Helping a Suicidal Friend or Relative
Be quiet and listen
When someone is feeling depressed or suicidal, our first instinct is often to try to fix the problem. We may give advice, share our own experiences, or suggest solutions. While practical information can be helpful, what most people need first is to be heard.
Before someone can think about solutions, they need a safe, non-judgemental space to express their fears, emotions, and thoughts. Listening—really listening—helps them feel understood and less alone.
Listening is not easy. It means resisting the urge to interrupt, give advice, or compare their experience with your own. Try to listen not only to their words, but also to the feelings behind them. See the situation from their perspective, not yours.
What people who feel suicidal often need:
- Someone who will listen
They want someone who will give them full attention, without judging, interrupting, or rushing them.
- Someone they can trust
They need to feel safe sharing their thoughts and feelings. Respect their privacy and treat what they share with care.
- Someone who genuinely cares
A calm, reassuring presence can make a huge difference. Let them know you care and that they matter.
- Someone who can talk openly about suicide
Talking about suicidal thoughts does not increase risk. Allow them to share their thoughts without shock, judgement, or fear.
- Someone to help explore coping options
Encourage them to think about ways to cope and where they can get support now and in the future.
What people who feel suicidal often do not want
- To be left alone
Feeling rejected or abandoned can make their distress worse. Staying with them or checking in regularly can help.
- To be lectured or told what to do
Statements like “Just cheer up” or “Everything will be fine” can feel dismissive. Avoid analysing, comparing, or criticising their feelings.
- To be interrogated or rushed
Talking about emotions can be very difficult. Avoid pushing them to talk or changing the subject. Let them share at their own pace.
- To have their hopelessness confirmed
Do not agree that things are hopeless. Instead, gently help them explore small sources of hope and possible supports.
Talking to Someone You Are Worried About
Starting a conversation about suicide can feel frightening, but asking directly does not put the idea into someone’s mind. In fact, it can show that you care and open the door for them to share what they are going through.
You might say:
“I’ve noticed you seem really down lately. Do you want to talk about it?”
“I care about you, and I’m worried about how you’ve been feeling.”
“Are you thinking about hurting yourself?”
Asking openly and calmly can help them feel safe and supported.

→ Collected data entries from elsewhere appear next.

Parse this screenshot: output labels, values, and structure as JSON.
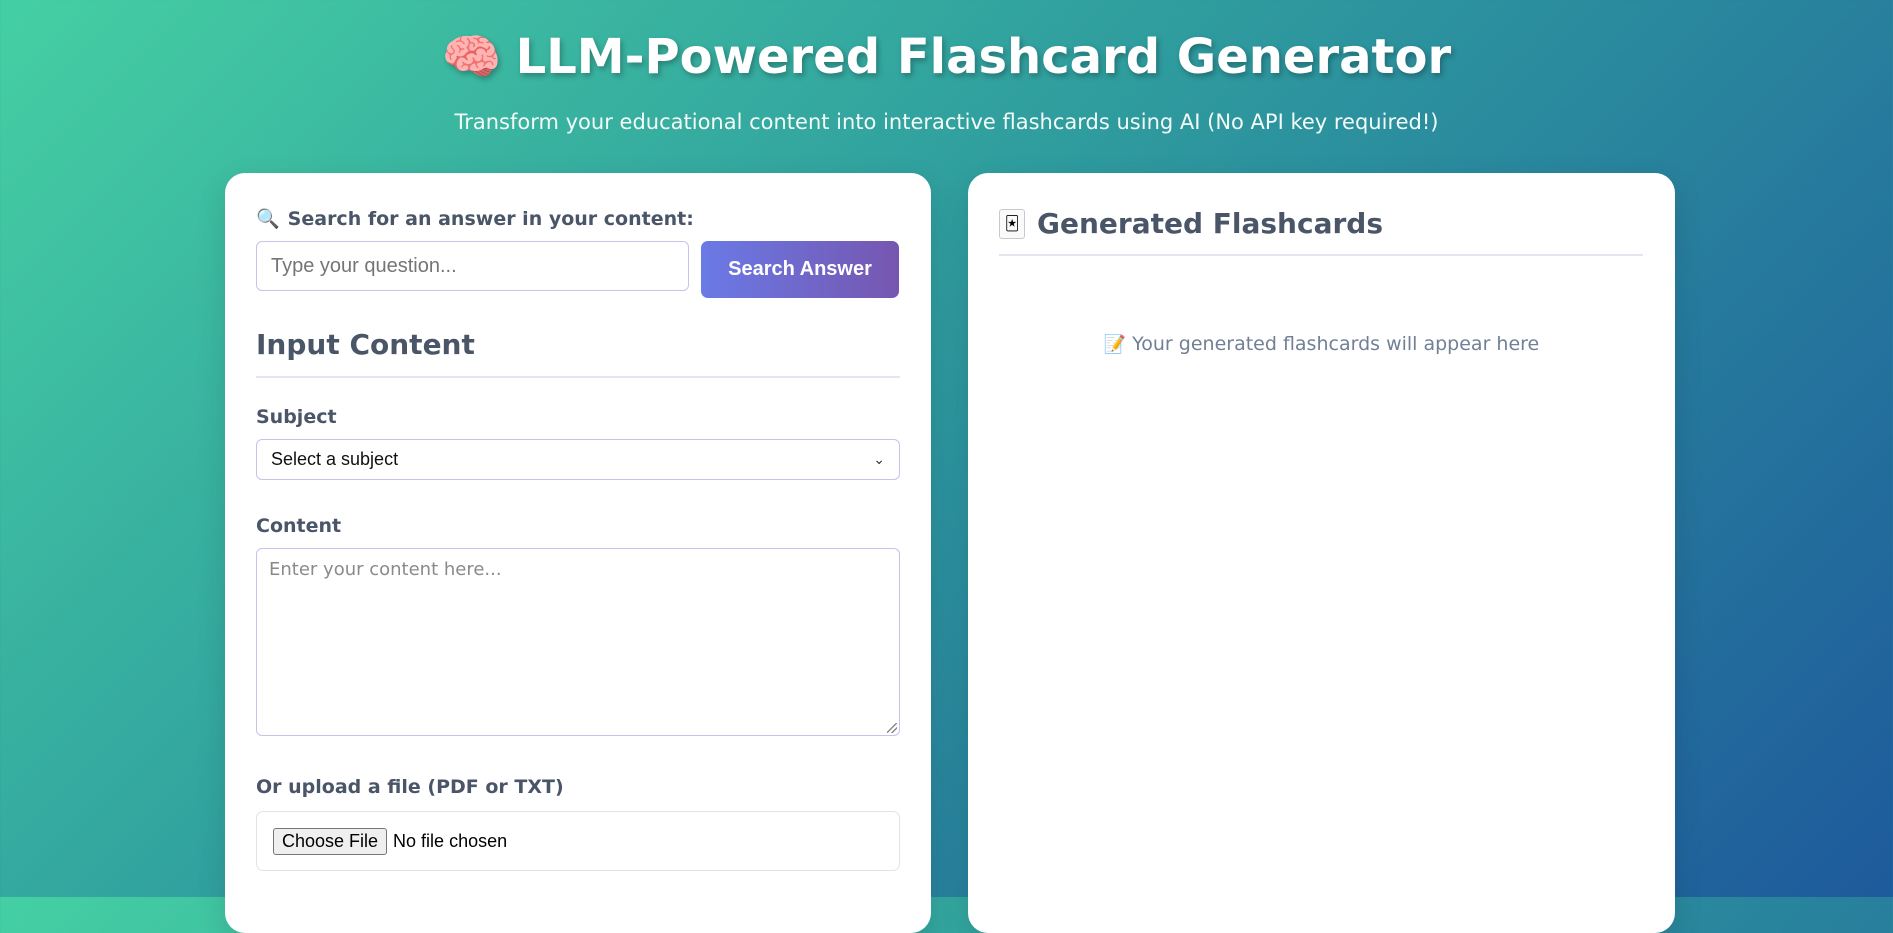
{
  "header": {
    "icon": "brain-icon",
    "icon_glyph": "🧠",
    "title": "LLM-Powered Flashcard Generator",
    "subtitle": "Transform your educational content into interactive flashcards using AI (No API key required!)"
  },
  "search": {
    "icon": "magnifier-icon",
    "icon_glyph": "🔍",
    "label": "Search for an answer in your content:",
    "placeholder": "Type your question...",
    "value": "",
    "button_label": "Search Answer"
  },
  "input_section": {
    "title": "Input Content",
    "subject_label": "Subject",
    "subject_selected": "Select a subject",
    "content_label": "Content",
    "content_placeholder": "Enter your content here...",
    "content_value": "",
    "upload_label": "Or upload a file (PDF or TXT)",
    "choose_file_label": "Choose File",
    "file_status": "No file chosen"
  },
  "flashcards": {
    "icon": "flashcards-icon",
    "icon_glyph": "🃏",
    "title": "Generated Flashcards",
    "empty_icon": "memo-icon",
    "empty_icon_glyph": "📝",
    "empty_text": "Your generated flashcards will appear here"
  },
  "colors": {
    "background_start": "#45cfa3",
    "background_end": "#1e5a9c",
    "button_start": "#6a7ae6",
    "button_end": "#7656b0",
    "heading_text": "#4a5568"
  }
}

Helpful Things You Can Say
The right words are simple, honest, and compassionate. For example:
“I’m really glad you told me.”
“You’re not alone in this. I’m here with you.”
“That sounds really painful. I’m sorry you’re going through this.”

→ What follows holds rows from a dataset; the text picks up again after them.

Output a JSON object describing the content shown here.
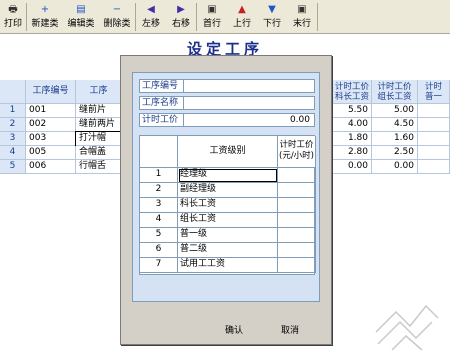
{
  "toolbar": {
    "buttons": [
      {
        "label": "打印",
        "icon": "printer-icon",
        "glyph": "🖶",
        "color": "#333333"
      },
      {
        "label": "新建类",
        "icon": "new-icon",
        "glyph": "+",
        "color": "#1e56c8"
      },
      {
        "label": "编辑类",
        "icon": "edit-icon",
        "glyph": "▤",
        "color": "#1e56c8"
      },
      {
        "label": "删除类",
        "icon": "delete-icon",
        "glyph": "−",
        "color": "#1e56c8"
      },
      {
        "label": "左移",
        "icon": "arrow-left-icon",
        "glyph": "◀",
        "color": "#4b2aa8"
      },
      {
        "label": "右移",
        "icon": "arrow-right-icon",
        "glyph": "▶",
        "color": "#4b2aa8"
      },
      {
        "label": "首行",
        "icon": "first-row-icon",
        "glyph": "▣",
        "color": "#333333"
      },
      {
        "label": "上行",
        "icon": "up-icon",
        "glyph": "▲",
        "color": "#c81e1e"
      },
      {
        "label": "下行",
        "icon": "down-icon",
        "glyph": "▼",
        "color": "#1e56c8"
      },
      {
        "label": "末行",
        "icon": "last-row-icon",
        "glyph": "▣",
        "color": "#333333"
      }
    ]
  },
  "page_title": "设定工序",
  "grid": {
    "col_code": "工序编号",
    "col_name": "工序",
    "col_rate1": [
      "计时工价",
      "科长工资"
    ],
    "col_rate2": [
      "计时工价",
      "组长工资"
    ],
    "col_rate3": [
      "计时",
      "普一"
    ],
    "rows": [
      {
        "no": "1",
        "code": "001",
        "name": "缝前片",
        "r1": "5.50",
        "r2": "5.00"
      },
      {
        "no": "2",
        "code": "002",
        "name": "缝前两片",
        "r1": "4.00",
        "r2": "4.50"
      },
      {
        "no": "3",
        "code": "003",
        "name": "打汁帽",
        "r1": "1.80",
        "r2": "1.60"
      },
      {
        "no": "4",
        "code": "005",
        "name": "合帽盖",
        "r1": "2.80",
        "r2": "2.50"
      },
      {
        "no": "5",
        "code": "006",
        "name": "行帽舌",
        "r1": "0.00",
        "r2": "0.00"
      }
    ]
  },
  "dialog": {
    "field_code_label": "工序编号",
    "field_code_value": "",
    "field_name_label": "工序名称",
    "field_name_value": "",
    "field_rate_label": "计时工价",
    "field_rate_value": "0.00",
    "level_col_header": "工资级别",
    "rate_col_header": [
      "计时工价",
      "(元/小时)"
    ],
    "levels": [
      {
        "no": "1",
        "name": "经理级",
        "rate": ""
      },
      {
        "no": "2",
        "name": "副经理级",
        "rate": ""
      },
      {
        "no": "3",
        "name": "科长工资",
        "rate": ""
      },
      {
        "no": "4",
        "name": "组长工资",
        "rate": ""
      },
      {
        "no": "5",
        "name": "普一级",
        "rate": ""
      },
      {
        "no": "6",
        "name": "普二级",
        "rate": ""
      },
      {
        "no": "7",
        "name": "试用工工资",
        "rate": ""
      }
    ],
    "ok_label": "确认",
    "cancel_label": "取消"
  }
}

“You matter to me, and I care about your safety.”
“We can look for help together.”
You don’t need perfect words—your presence and sincerity matter most.

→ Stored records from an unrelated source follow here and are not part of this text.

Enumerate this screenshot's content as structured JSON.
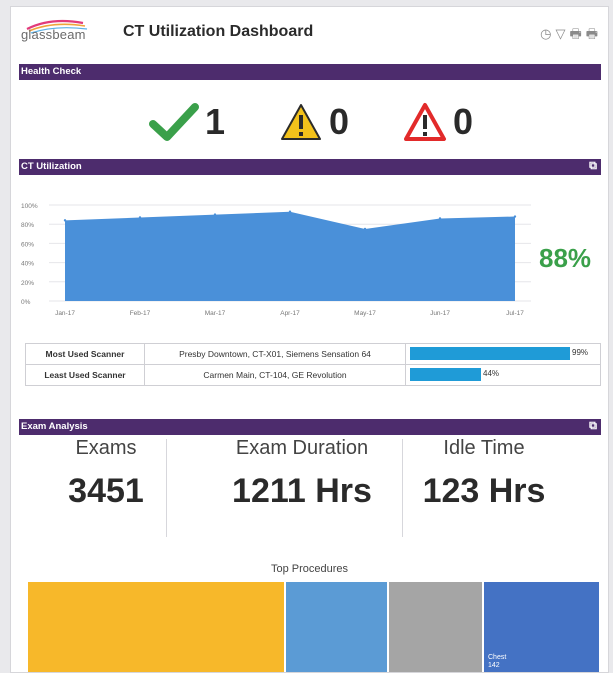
{
  "app": {
    "logo_text": "glassbeam",
    "title": "CT Utilization Dashboard",
    "icons": [
      "clock-icon",
      "filter-icon",
      "print-icon",
      "print-preview-icon"
    ]
  },
  "health_check": {
    "header": "Health Check",
    "items": [
      {
        "icon": "green-check-icon",
        "count": "1",
        "color": "#3aa04a"
      },
      {
        "icon": "yellow-warning-icon",
        "count": "0",
        "color": "#f3c21b"
      },
      {
        "icon": "red-warning-icon",
        "count": "0",
        "color": "#e22a2a"
      }
    ]
  },
  "ct_utilization": {
    "header": "CT Utilization",
    "current_pct": "88%",
    "chart_data": {
      "type": "area",
      "x": [
        "Jan-17",
        "Feb-17",
        "Mar-17",
        "Apr-17",
        "May-17",
        "Jun-17",
        "Jul-17"
      ],
      "y_ticks": [
        "0%",
        "20%",
        "40%",
        "60%",
        "80%",
        "100%"
      ],
      "ylim": [
        0,
        100
      ],
      "series": [
        {
          "values": [
            84,
            87,
            90,
            93,
            75,
            86,
            88
          ],
          "color": "#4a90d9"
        }
      ]
    },
    "scanners": [
      {
        "label": "Most Used Scanner",
        "name": "Presby Downtown, CT-X01, Siemens Sensation 64",
        "pct": "99%",
        "fraction": 0.99
      },
      {
        "label": "Least Used Scanner",
        "name": "Carmen Main, CT-104, GE Revolution",
        "pct": "44%",
        "fraction": 0.44
      }
    ]
  },
  "exam_analysis": {
    "header": "Exam Analysis",
    "kpis": [
      {
        "label": "Exams",
        "value": "3451"
      },
      {
        "label": "Exam Duration",
        "value": "1211 Hrs"
      },
      {
        "label": "Idle Time",
        "value": "123 Hrs"
      }
    ],
    "top_procedures": {
      "title": "Top Procedures",
      "tiles": [
        {
          "label": "",
          "value": "",
          "color": "#f7b82a",
          "share": 0.45
        },
        {
          "label": "",
          "value": "",
          "color": "#5b9bd5",
          "share": 0.18
        },
        {
          "label": "",
          "value": "",
          "color": "#a5a5a5",
          "share": 0.165
        },
        {
          "label": "Chest",
          "value": "142",
          "color": "#4472c4",
          "share": 0.205
        }
      ]
    }
  }
}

Words That Can Be Harmful (Even If Well-Intended)
Some phrases can make someone feel misunderstood or dismissed, such as:
“Just stay positive”
“Others have it worse”
“You have so much to live for”
“Suicide is selfish”
“Everything will be fine”
These statements may unintentionally minimise their pain. Focus on listening and validating their feelings instead.
Steps You Can Take to Help Protect Them
If you believe someone may act on suicidal thoughts:
Stay with them if possible, or ensure they are not alone
Remove access to dangerous items (medications, sharp objects, weapons) if it is safe to do so
Encourage them to seek professional help from a doctor, counsellor, or mental health service
Contact emergency services or a crisis line if there is immediate danger
Their safety is the priority.
If Someone Is in Immediate Danger
If you believe someone is in immediate danger of harming themselves:
Call emergency services right away
Contact a mental health crisis line
Stay with them until help arrives
Do not leave them alone.
Remember
You do not have to be a professional to help someone. Being present, listening, and showing kindness can save a life. If you are worried about someone’s safety, encourage them to seek professional help or contact a helpline, and do not hesitate to seek urgent help if they are in immediate danger.